Et après 30 ans de festival, les années se ressemblent-elles ?

Mes premières années ne ressemblent pas aux années actuelles. Et même elles ne se ressemblent pas vraiment entre elles. Ca dépendait et du contexte et des invités que j’étais invité à côtoyer ou pas. C’est vrai qu’il y a eu une année où Anjelica Huston présentait son film, donc j’étais un peu avec elle, et il y avait Al Pacino. Je me suis retrouvé avec Al Pacino sur scène, à traduire ce qu’il devait dire. Alors je flippais en me disant que j’allais rien comprendre. Finalement, ça c’est pas trop mal passé. Et la même année, en parallèle du festival, on m’a proposé d’animer une conférence de presse. Voilà donc je me souviens de cette année-là car c’était assez concentré. Je dois dire que j’en suis ressorti assez heureux. Il y a d’autres années qui étaient moins excitantes et maintenant, je vois des copains, je vois quelques films dans la journée, et je fais des rencontres comme aujourd’hui (il rit).

 

Quelle est votre plus belle rencontre à Cannes ?

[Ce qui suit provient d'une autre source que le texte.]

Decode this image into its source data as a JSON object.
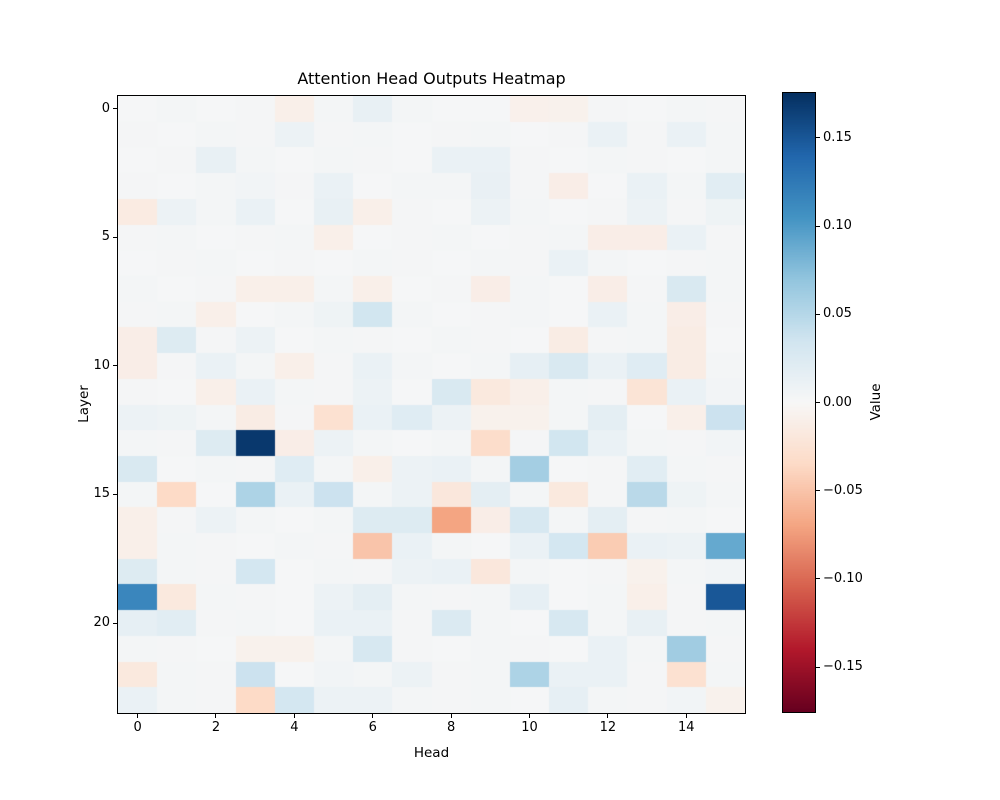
{
  "figure": {
    "background": "#ffffff"
  },
  "chart_data": {
    "type": "heatmap",
    "title": "Attention Head Outputs Heatmap",
    "xlabel": "Head",
    "ylabel": "Layer",
    "x_ticks": [
      0,
      2,
      4,
      6,
      8,
      10,
      12,
      14
    ],
    "y_ticks": [
      0,
      5,
      10,
      15,
      20
    ],
    "n_rows": 24,
    "n_cols": 16,
    "colormap": "RdBu",
    "vmin": -0.1754,
    "vmax": 0.1754,
    "grid": false,
    "values": [
      [
        0.002,
        0.004,
        0.002,
        0.003,
        -0.01,
        0.004,
        0.014,
        0.004,
        0.002,
        0.002,
        -0.009,
        -0.008,
        0.003,
        0.002,
        0.004,
        0.003
      ],
      [
        0.003,
        0.002,
        0.004,
        0.003,
        0.01,
        0.003,
        0.004,
        0.002,
        0.003,
        0.004,
        0.002,
        0.003,
        0.012,
        0.003,
        0.012,
        0.004
      ],
      [
        0.002,
        0.003,
        0.014,
        0.004,
        0.002,
        0.004,
        0.003,
        0.002,
        0.012,
        0.012,
        0.003,
        0.002,
        0.004,
        0.003,
        0.002,
        0.004
      ],
      [
        0.003,
        0.002,
        0.004,
        0.006,
        0.003,
        0.012,
        0.002,
        0.004,
        0.004,
        0.013,
        0.003,
        -0.012,
        0.002,
        0.012,
        0.004,
        0.02
      ],
      [
        -0.015,
        0.01,
        0.004,
        0.012,
        0.002,
        0.014,
        -0.01,
        0.003,
        0.002,
        0.01,
        0.004,
        0.002,
        0.003,
        0.01,
        0.003,
        0.008
      ],
      [
        0.003,
        0.004,
        0.002,
        0.003,
        0.004,
        -0.01,
        0.002,
        0.003,
        0.004,
        0.002,
        0.003,
        0.004,
        -0.012,
        -0.012,
        0.012,
        0.003
      ],
      [
        0.002,
        0.003,
        0.004,
        0.002,
        0.003,
        0.002,
        0.004,
        0.003,
        0.002,
        0.004,
        0.003,
        0.012,
        0.004,
        0.002,
        0.003,
        0.004
      ],
      [
        0.004,
        0.002,
        0.003,
        -0.01,
        -0.01,
        0.004,
        -0.01,
        0.002,
        0.003,
        -0.012,
        0.004,
        0.002,
        -0.012,
        0.003,
        0.028,
        0.004
      ],
      [
        0.003,
        0.004,
        -0.01,
        0.002,
        0.004,
        0.008,
        0.034,
        0.004,
        0.002,
        0.003,
        0.004,
        0.002,
        0.012,
        0.004,
        -0.012,
        0.003
      ],
      [
        -0.012,
        0.024,
        0.003,
        0.01,
        0.002,
        0.004,
        0.003,
        0.002,
        0.004,
        0.003,
        0.002,
        -0.014,
        0.003,
        0.004,
        -0.014,
        0.002
      ],
      [
        -0.012,
        0.003,
        0.012,
        0.004,
        -0.01,
        0.003,
        0.012,
        0.004,
        0.002,
        0.004,
        0.016,
        0.028,
        0.012,
        0.022,
        -0.014,
        0.004
      ],
      [
        0.003,
        0.002,
        -0.01,
        0.012,
        0.004,
        0.003,
        0.01,
        0.002,
        0.028,
        -0.018,
        -0.01,
        0.004,
        0.003,
        -0.024,
        0.012,
        0.005
      ],
      [
        0.01,
        0.008,
        0.004,
        -0.014,
        0.003,
        -0.028,
        0.012,
        0.022,
        0.01,
        -0.008,
        -0.008,
        0.004,
        0.018,
        0.002,
        -0.01,
        0.038
      ],
      [
        0.004,
        0.003,
        0.024,
        0.17,
        -0.012,
        0.01,
        0.004,
        0.002,
        0.004,
        -0.032,
        0.003,
        0.034,
        0.012,
        0.004,
        0.003,
        0.006
      ],
      [
        0.028,
        0.002,
        0.004,
        0.003,
        0.022,
        0.004,
        -0.01,
        0.01,
        0.012,
        0.004,
        0.06,
        0.002,
        0.003,
        0.02,
        0.004,
        0.003
      ],
      [
        0.004,
        -0.035,
        0.002,
        0.055,
        0.012,
        0.038,
        0.004,
        0.01,
        -0.02,
        0.018,
        0.004,
        -0.018,
        0.003,
        0.048,
        0.008,
        0.004
      ],
      [
        -0.01,
        0.003,
        0.01,
        0.004,
        0.002,
        0.004,
        0.024,
        0.024,
        -0.07,
        -0.012,
        0.03,
        0.004,
        0.018,
        0.003,
        0.004,
        0.002
      ],
      [
        -0.01,
        0.004,
        0.003,
        0.002,
        0.004,
        0.003,
        -0.05,
        0.012,
        0.004,
        0.002,
        0.012,
        0.032,
        -0.045,
        0.012,
        0.01,
        0.09
      ],
      [
        0.024,
        0.004,
        0.003,
        0.032,
        0.002,
        0.004,
        0.003,
        0.01,
        0.012,
        -0.02,
        0.004,
        0.002,
        0.003,
        -0.008,
        0.004,
        0.006
      ],
      [
        0.115,
        -0.018,
        0.004,
        0.003,
        0.002,
        0.01,
        0.018,
        0.004,
        0.003,
        0.004,
        0.016,
        0.002,
        0.004,
        -0.01,
        0.003,
        0.15
      ],
      [
        0.016,
        0.02,
        0.003,
        0.004,
        0.002,
        0.012,
        0.012,
        0.003,
        0.026,
        0.004,
        0.002,
        0.03,
        0.004,
        0.014,
        0.003,
        0.004
      ],
      [
        0.004,
        0.003,
        0.002,
        -0.008,
        -0.008,
        0.004,
        0.03,
        0.003,
        0.002,
        0.004,
        0.003,
        0.002,
        0.012,
        0.004,
        0.062,
        0.003
      ],
      [
        -0.018,
        0.004,
        0.003,
        0.038,
        0.002,
        0.006,
        0.004,
        0.01,
        0.003,
        0.004,
        0.055,
        0.012,
        0.012,
        0.003,
        -0.028,
        0.004
      ],
      [
        0.012,
        0.004,
        0.003,
        -0.035,
        0.032,
        0.01,
        0.01,
        0.004,
        0.003,
        0.004,
        0.002,
        0.016,
        0.004,
        0.003,
        0.006,
        -0.008
      ]
    ]
  },
  "colorbar": {
    "label": "Value",
    "ticks": [
      0.15,
      0.1,
      0.05,
      0.0,
      -0.05,
      -0.1,
      -0.15
    ],
    "tick_labels": [
      "0.15",
      "0.10",
      "0.05",
      "0.00",
      "−0.05",
      "−0.10",
      "−0.15"
    ],
    "color_max": "#053061",
    "color_mid": "#f7f7f7",
    "color_min": "#67001f"
  }
}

On fait des rencontres tous les ans ! De là à dire marquantes, ça dépend de ce qu’on appelle marquant : si j’en ai gardé un lien affectif ou si c’était incroyable, ou encore totalement débile… J’ai le souvenir d’une année où il y avait une rétrospective John Ford, et j’ai rencontré Claire Trevor. Elle donnait la réplique à John Wayne dans La Chevauchée Fantastique en 1939. Maintenant, sur le plan du cinéma, si je devais citer une rencontre, il s’agit de Dino Risi. Il était pour moi l’un des plus grands cinéastes du monde. On a gardé le lien, on s’est appelé, on s’est écrit jusqu’à sa mort. Aussi, il y a la cinéaste chinoise Xiao-Yen Wang. Elle est venue en 1995 à Un Certain Regard avec son premier long-métrage qui s’appelait La môme singe. C’était il y a maintenant 20 ans et nous sommes toujours très amis. Non seulement je la vois aux Etats-Unis quand je m’y rends, mais aussi deux ans après notre rencontre, nous nous sommes fait un mois de voyage en Chine. C’est là où je me disais que finalement, les rencontres à Cannes ne sont pas si volatiles que ça.

  

Pour vous, quels sont les meilleurs film de cette saison 2015 ?

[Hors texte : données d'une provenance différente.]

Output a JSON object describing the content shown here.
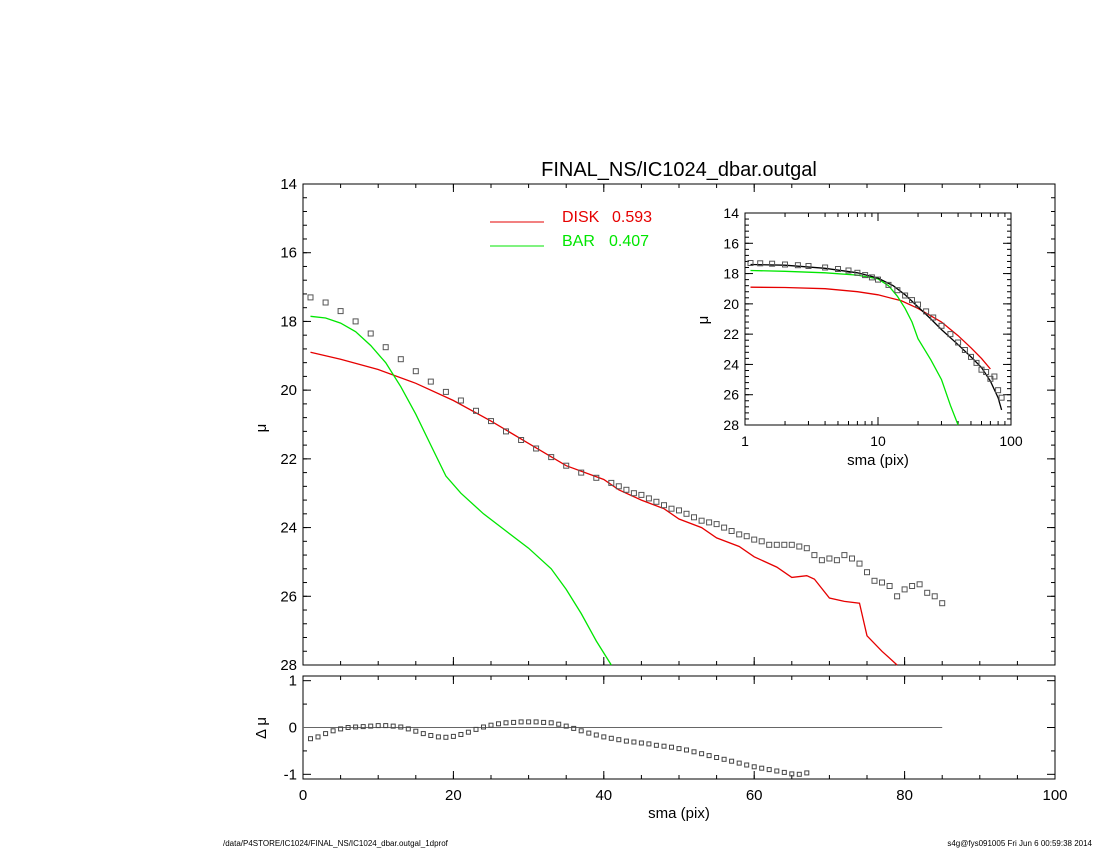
{
  "title": "FINAL_NS/IC1024_dbar.outgal",
  "footer": {
    "left": "/data/P4STORE/IC1024/FINAL_NS/IC1024_dbar.outgal_1dprof",
    "right": "s4g@fys091005  Fri Jun  6 00:59:38 2014"
  },
  "colors": {
    "disk": "#e60000",
    "bar": "#00e600",
    "data": "#555555",
    "axis": "#000000"
  },
  "chart_data": [
    {
      "id": "main",
      "type": "line",
      "ylabel": "μ",
      "xlim": [
        0,
        100
      ],
      "ylim": [
        14,
        28
      ],
      "y_inverted": true,
      "xticks": [
        "0",
        "20",
        "40",
        "60",
        "80",
        "100"
      ],
      "yticks": [
        "14",
        "16",
        "18",
        "20",
        "22",
        "24",
        "26",
        "28"
      ],
      "legend_position": "top-center",
      "legend": [
        {
          "label": "DISK",
          "value": "0.593",
          "color": "#e60000"
        },
        {
          "label": "BAR",
          "value": "0.407",
          "color": "#00e600"
        }
      ],
      "series": [
        {
          "name": "DISK",
          "kind": "line",
          "color": "#e60000",
          "x": [
            1,
            5,
            10,
            15,
            20,
            25,
            30,
            35,
            40,
            42,
            45,
            48,
            50,
            53,
            55,
            58,
            60,
            63,
            65,
            67,
            68,
            70,
            72,
            74,
            75,
            77,
            79
          ],
          "y": [
            18.9,
            19.1,
            19.4,
            19.8,
            20.3,
            20.9,
            21.55,
            22.2,
            22.6,
            22.9,
            23.2,
            23.45,
            23.75,
            24.0,
            24.3,
            24.55,
            24.85,
            25.15,
            25.45,
            25.4,
            25.5,
            26.05,
            26.15,
            26.2,
            27.15,
            27.6,
            28.0
          ]
        },
        {
          "name": "BAR",
          "kind": "line",
          "color": "#00e600",
          "x": [
            1,
            3,
            5,
            7,
            9,
            11,
            13,
            15,
            17,
            19,
            21,
            24,
            27,
            30,
            33,
            35,
            37,
            39,
            41
          ],
          "y": [
            17.85,
            17.9,
            18.05,
            18.3,
            18.7,
            19.2,
            19.9,
            20.7,
            21.6,
            22.5,
            23.0,
            23.6,
            24.1,
            24.6,
            25.2,
            25.8,
            26.5,
            27.3,
            28.0
          ]
        },
        {
          "name": "data",
          "kind": "scatter",
          "color": "#555555",
          "x": [
            1,
            3,
            5,
            7,
            9,
            11,
            13,
            15,
            17,
            19,
            21,
            23,
            25,
            27,
            29,
            31,
            33,
            35,
            37,
            39,
            41,
            42,
            43,
            44,
            45,
            46,
            47,
            48,
            49,
            50,
            51,
            52,
            53,
            54,
            55,
            56,
            57,
            58,
            59,
            60,
            61,
            62,
            63,
            64,
            65,
            66,
            67,
            68,
            69,
            70,
            71,
            72,
            73,
            74,
            75,
            76,
            77,
            78,
            79,
            80,
            81,
            82,
            83,
            84,
            85
          ],
          "y": [
            17.3,
            17.45,
            17.7,
            18.0,
            18.35,
            18.75,
            19.1,
            19.45,
            19.75,
            20.05,
            20.3,
            20.6,
            20.9,
            21.2,
            21.45,
            21.7,
            21.95,
            22.2,
            22.4,
            22.55,
            22.7,
            22.8,
            22.9,
            23.0,
            23.05,
            23.15,
            23.25,
            23.35,
            23.45,
            23.5,
            23.6,
            23.7,
            23.8,
            23.85,
            23.9,
            24.0,
            24.1,
            24.2,
            24.25,
            24.35,
            24.4,
            24.5,
            24.5,
            24.5,
            24.5,
            24.55,
            24.6,
            24.8,
            24.95,
            24.9,
            24.95,
            24.8,
            24.9,
            25.05,
            25.3,
            25.55,
            25.6,
            25.7,
            26.0,
            25.8,
            25.7,
            25.65,
            25.9,
            26.0,
            26.2
          ]
        }
      ]
    },
    {
      "id": "inset",
      "type": "line",
      "xlabel": "sma (pix)",
      "ylabel": "μ",
      "x_scale": "log",
      "xlim": [
        1,
        100
      ],
      "ylim": [
        14,
        28
      ],
      "y_inverted": true,
      "xticks": [
        "1",
        "10",
        "100"
      ],
      "yticks": [
        "14",
        "16",
        "18",
        "20",
        "22",
        "24",
        "26",
        "28"
      ],
      "series": [
        {
          "name": "DISK",
          "kind": "line",
          "color": "#e60000",
          "x": [
            1.1,
            2,
            4,
            7,
            10,
            15,
            20,
            30,
            40,
            50,
            60,
            70
          ],
          "y": [
            18.9,
            18.92,
            19.0,
            19.2,
            19.4,
            19.8,
            20.3,
            21.2,
            22.1,
            22.9,
            23.6,
            24.3
          ]
        },
        {
          "name": "BAR",
          "kind": "line",
          "color": "#00e600",
          "x": [
            1.1,
            2,
            4,
            7,
            10,
            12,
            14,
            16,
            18,
            20,
            25,
            30,
            35,
            40
          ],
          "y": [
            17.8,
            17.85,
            17.95,
            18.1,
            18.35,
            18.8,
            19.5,
            20.3,
            21.2,
            22.3,
            23.7,
            25.0,
            26.7,
            28.0
          ]
        },
        {
          "name": "model",
          "kind": "line",
          "color": "#000000",
          "x": [
            1.1,
            2,
            4,
            7,
            10,
            13,
            16,
            20,
            25,
            30,
            40,
            50,
            60,
            70,
            80,
            85
          ],
          "y": [
            17.4,
            17.45,
            17.65,
            17.95,
            18.3,
            18.8,
            19.4,
            20.2,
            21.0,
            21.7,
            22.7,
            23.5,
            24.2,
            25.1,
            26.2,
            27.0
          ]
        },
        {
          "name": "data",
          "kind": "scatter",
          "color": "#555555",
          "x": [
            1.1,
            1.3,
            1.6,
            2,
            2.5,
            3,
            4,
            5,
            6,
            7,
            8,
            9,
            10,
            12,
            14,
            16,
            18,
            20,
            23,
            26,
            30,
            35,
            40,
            45,
            50,
            55,
            60,
            65,
            70,
            75,
            80,
            85
          ],
          "y": [
            17.3,
            17.32,
            17.35,
            17.4,
            17.45,
            17.5,
            17.6,
            17.7,
            17.8,
            17.95,
            18.1,
            18.25,
            18.4,
            18.75,
            19.1,
            19.45,
            19.75,
            20.05,
            20.5,
            20.9,
            21.45,
            22.0,
            22.55,
            23.05,
            23.5,
            23.9,
            24.35,
            24.5,
            24.95,
            24.8,
            25.7,
            26.2
          ]
        }
      ]
    },
    {
      "id": "residual",
      "type": "scatter",
      "xlabel": "sma (pix)",
      "ylabel": "Δ μ",
      "xlim": [
        0,
        100
      ],
      "ylim": [
        -1.1,
        1.1
      ],
      "xticks": [
        "0",
        "20",
        "40",
        "60",
        "80",
        "100"
      ],
      "yticks": [
        "1",
        "0",
        "-1"
      ],
      "reference_line": {
        "y": 0,
        "x": [
          0,
          85
        ]
      },
      "series": [
        {
          "name": "residual",
          "kind": "scatter",
          "color": "#444444",
          "x": [
            1,
            2,
            3,
            4,
            5,
            6,
            7,
            8,
            9,
            10,
            11,
            12,
            13,
            14,
            15,
            16,
            17,
            18,
            19,
            20,
            21,
            22,
            23,
            24,
            25,
            26,
            27,
            28,
            29,
            30,
            31,
            32,
            33,
            34,
            35,
            36,
            37,
            38,
            39,
            40,
            41,
            42,
            43,
            44,
            45,
            46,
            47,
            48,
            49,
            50,
            51,
            52,
            53,
            54,
            55,
            56,
            57,
            58,
            59,
            60,
            61,
            62,
            63,
            64,
            65,
            66,
            67
          ],
          "y": [
            -0.24,
            -0.2,
            -0.13,
            -0.07,
            -0.03,
            0.0,
            0.01,
            0.02,
            0.03,
            0.04,
            0.04,
            0.03,
            0.01,
            -0.03,
            -0.08,
            -0.13,
            -0.17,
            -0.2,
            -0.21,
            -0.19,
            -0.15,
            -0.1,
            -0.04,
            0.01,
            0.05,
            0.08,
            0.1,
            0.11,
            0.12,
            0.12,
            0.12,
            0.11,
            0.1,
            0.07,
            0.03,
            -0.02,
            -0.07,
            -0.12,
            -0.16,
            -0.2,
            -0.23,
            -0.26,
            -0.29,
            -0.31,
            -0.33,
            -0.35,
            -0.38,
            -0.4,
            -0.42,
            -0.45,
            -0.48,
            -0.52,
            -0.56,
            -0.6,
            -0.64,
            -0.68,
            -0.72,
            -0.76,
            -0.8,
            -0.84,
            -0.87,
            -0.9,
            -0.93,
            -0.96,
            -0.99,
            -1.0,
            -0.97
          ]
        }
      ]
    }
  ]
}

De ce que j’ai vu en compétition qui m’a vraiment plu, je dirais le film de Moretti et de Todd Haynes. Les Cowboys aussi, qui est passé à la quinzaine. Ce sont vraiment les deux qui m’ont le plus plu en compétition, mais après je ne les ai pas tout vu. Et bien sûr il y en a que j’ai vu et qui ne m’ont pas plus emballé que ça. Bravo à tous ceux qui arrivent à remplir le tableau de quotation, en ayant quasiment aucune case vide. Ça demande vraiment de se lever tôt le matin et de se coucher tard le soir, et de ne pas beaucoup arrêter entre les deux. Moi, je prends davantage mon temps !

 

Et le moins bon film ?

Alors j’attendais pas énormément du film de Valérie Donzelli, dont j’avais beaucoup aimé La guerre est déclarée. Le moins qu’on puisse dire, c’est que celui-là, je n’ai pas accroché. Et c’est peu de le dire (il sourit) ! Non mais c’est pas intéressant de dire du mal des films. C’est tellement de boulot, c’est tellement d’investissement de faire un film. Bravo à tous ceux qui en font un. Et j’ai rencontré des gens qui avaient aimé son film, je suis très heureux pour elle.